Dogs snarl and trash-bark at each other. Some brawl.

The most underhanded tactic? Sex. Some teams place dogs in heat just outside the track to distract opponents.

Technically, it’s not against the rules.

*  *  *

Team Reprise didn’t think they had a chance in the finals, but they got lucky. After two heats, they were tied with Team Rubber Room Rockets, each team two points from a North American title.

“OK, now we’ve got the good stuff!” Donahue said, rubbing each dog’s head.

Team Reprise’s dogs were exhausted. Like their trainers, they were getting older and needed more time to recover.
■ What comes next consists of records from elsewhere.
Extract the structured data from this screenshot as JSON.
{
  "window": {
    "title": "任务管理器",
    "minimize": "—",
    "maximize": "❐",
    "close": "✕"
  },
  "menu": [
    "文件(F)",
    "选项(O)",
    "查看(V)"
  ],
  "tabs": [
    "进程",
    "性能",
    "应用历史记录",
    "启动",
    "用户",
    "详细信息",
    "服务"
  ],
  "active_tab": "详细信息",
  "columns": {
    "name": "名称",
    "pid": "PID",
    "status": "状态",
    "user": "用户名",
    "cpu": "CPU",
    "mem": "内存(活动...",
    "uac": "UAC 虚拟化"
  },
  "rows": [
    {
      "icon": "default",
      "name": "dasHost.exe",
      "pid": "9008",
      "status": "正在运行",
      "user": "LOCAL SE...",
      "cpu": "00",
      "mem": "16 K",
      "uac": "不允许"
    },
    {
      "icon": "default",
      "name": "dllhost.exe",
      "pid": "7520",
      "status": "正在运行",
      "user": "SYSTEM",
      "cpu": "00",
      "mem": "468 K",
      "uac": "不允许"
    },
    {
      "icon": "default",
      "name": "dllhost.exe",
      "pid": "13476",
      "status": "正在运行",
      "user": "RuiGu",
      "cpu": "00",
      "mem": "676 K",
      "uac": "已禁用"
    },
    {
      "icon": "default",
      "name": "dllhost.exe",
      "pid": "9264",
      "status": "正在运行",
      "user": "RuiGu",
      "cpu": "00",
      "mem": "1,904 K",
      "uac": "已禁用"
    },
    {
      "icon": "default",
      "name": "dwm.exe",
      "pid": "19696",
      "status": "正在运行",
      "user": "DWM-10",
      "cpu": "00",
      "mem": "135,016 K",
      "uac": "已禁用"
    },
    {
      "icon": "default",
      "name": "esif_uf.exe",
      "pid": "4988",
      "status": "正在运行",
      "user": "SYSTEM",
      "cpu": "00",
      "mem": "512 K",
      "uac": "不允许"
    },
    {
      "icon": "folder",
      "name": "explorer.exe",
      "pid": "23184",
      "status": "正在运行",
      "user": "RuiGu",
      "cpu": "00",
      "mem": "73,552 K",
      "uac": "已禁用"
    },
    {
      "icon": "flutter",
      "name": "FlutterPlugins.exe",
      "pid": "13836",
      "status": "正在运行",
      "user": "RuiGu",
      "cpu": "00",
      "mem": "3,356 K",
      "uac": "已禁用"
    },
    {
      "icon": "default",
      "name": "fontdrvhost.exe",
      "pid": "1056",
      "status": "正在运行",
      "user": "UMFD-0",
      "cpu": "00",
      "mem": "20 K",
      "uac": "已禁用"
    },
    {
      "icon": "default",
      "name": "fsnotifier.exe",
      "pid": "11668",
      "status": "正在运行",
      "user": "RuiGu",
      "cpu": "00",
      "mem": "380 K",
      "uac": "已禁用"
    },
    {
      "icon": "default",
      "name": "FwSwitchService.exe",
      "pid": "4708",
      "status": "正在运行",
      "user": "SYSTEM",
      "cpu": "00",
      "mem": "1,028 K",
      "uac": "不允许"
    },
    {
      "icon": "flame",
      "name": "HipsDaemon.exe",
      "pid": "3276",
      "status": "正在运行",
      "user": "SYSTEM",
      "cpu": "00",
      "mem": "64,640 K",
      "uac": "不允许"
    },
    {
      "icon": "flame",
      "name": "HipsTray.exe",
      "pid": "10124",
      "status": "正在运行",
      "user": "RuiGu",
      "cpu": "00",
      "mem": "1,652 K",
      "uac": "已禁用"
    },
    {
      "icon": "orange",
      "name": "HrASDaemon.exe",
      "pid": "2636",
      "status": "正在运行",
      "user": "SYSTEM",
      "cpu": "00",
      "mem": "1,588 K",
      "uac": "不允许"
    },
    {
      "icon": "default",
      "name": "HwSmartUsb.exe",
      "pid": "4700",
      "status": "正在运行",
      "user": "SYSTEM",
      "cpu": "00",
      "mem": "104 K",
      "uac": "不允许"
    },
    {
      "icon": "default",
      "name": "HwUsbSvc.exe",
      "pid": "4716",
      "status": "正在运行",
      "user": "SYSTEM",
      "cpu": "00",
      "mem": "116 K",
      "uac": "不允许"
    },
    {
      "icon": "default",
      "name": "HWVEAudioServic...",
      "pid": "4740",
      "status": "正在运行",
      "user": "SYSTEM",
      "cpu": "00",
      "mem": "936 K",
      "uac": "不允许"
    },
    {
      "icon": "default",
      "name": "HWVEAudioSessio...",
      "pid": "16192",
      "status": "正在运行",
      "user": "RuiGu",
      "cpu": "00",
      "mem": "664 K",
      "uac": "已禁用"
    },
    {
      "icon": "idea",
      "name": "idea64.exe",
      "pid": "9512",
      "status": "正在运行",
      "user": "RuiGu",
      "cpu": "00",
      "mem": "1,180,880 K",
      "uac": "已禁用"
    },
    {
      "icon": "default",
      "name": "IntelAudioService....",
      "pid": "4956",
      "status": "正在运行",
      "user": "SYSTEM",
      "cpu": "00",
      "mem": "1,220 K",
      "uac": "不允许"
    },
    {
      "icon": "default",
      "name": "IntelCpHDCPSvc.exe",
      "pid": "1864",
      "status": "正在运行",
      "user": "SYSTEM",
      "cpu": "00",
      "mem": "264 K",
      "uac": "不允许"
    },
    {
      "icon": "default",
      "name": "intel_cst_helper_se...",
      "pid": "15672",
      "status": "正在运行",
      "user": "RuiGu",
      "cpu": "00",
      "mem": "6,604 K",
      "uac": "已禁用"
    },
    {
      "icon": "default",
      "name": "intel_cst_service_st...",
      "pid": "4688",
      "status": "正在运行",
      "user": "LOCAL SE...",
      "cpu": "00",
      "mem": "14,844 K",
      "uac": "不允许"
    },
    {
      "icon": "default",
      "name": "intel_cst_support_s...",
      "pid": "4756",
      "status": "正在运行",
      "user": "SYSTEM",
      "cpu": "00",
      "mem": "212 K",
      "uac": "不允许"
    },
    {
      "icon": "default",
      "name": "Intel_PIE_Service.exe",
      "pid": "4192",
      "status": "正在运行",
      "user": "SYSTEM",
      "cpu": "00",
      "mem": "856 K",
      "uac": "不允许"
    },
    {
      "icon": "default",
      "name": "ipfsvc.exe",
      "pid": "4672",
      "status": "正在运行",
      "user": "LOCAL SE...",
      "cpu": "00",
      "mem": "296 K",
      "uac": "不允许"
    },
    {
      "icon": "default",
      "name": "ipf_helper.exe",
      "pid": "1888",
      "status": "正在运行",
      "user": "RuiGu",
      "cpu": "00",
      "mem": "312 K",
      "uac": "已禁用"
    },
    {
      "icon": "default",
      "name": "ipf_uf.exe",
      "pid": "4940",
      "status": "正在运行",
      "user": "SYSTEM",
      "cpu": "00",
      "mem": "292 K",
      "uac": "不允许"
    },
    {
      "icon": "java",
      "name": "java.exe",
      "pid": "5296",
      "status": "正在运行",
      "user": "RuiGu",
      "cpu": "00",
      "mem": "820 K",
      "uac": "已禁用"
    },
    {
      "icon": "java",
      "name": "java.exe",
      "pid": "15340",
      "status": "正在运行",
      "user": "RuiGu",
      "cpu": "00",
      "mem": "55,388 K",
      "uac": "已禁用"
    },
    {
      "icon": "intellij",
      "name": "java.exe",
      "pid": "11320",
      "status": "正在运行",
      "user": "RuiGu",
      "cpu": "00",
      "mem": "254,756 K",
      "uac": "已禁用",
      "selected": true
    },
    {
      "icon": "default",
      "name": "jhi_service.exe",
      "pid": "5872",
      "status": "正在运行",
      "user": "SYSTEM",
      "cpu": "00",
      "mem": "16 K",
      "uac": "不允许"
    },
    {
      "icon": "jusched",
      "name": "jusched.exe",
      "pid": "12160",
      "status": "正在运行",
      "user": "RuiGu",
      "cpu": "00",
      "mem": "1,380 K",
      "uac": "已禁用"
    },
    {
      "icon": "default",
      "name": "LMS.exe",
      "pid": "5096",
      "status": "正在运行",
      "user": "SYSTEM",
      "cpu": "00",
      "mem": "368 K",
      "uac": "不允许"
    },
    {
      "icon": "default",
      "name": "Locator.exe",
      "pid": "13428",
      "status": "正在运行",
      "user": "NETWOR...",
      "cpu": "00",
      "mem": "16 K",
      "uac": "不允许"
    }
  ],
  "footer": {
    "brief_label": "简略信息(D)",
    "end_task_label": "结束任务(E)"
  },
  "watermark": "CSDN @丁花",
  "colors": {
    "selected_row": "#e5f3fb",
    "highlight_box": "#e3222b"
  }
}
While their opponents sprung back to the line, Team Reprise’s dogs, with drooping tongues, lay on the floor.

Another drop of the hand, another green light and Team Reprise was immediately trailing. The third heat was never competitive. The fourth, even less so. They finished in 22.549 seconds, almost two full seconds behind their opponents. It was over. Three hours of waiting. A minute and a half of racing.

“We couldn’t beat them anyway, right?” a trainer asked Kline.

“No, no,” she responded. “Let’s get out of here. Time to hit the road.”

They loaded cages and coolers into the team van and headed back to camp. No time to waste — the dogs would recover for a few days, then get back to training. They would be hosts in two weeks to a tournament in Chattanooga, Tennessee, and Kline said she thought they had a shot.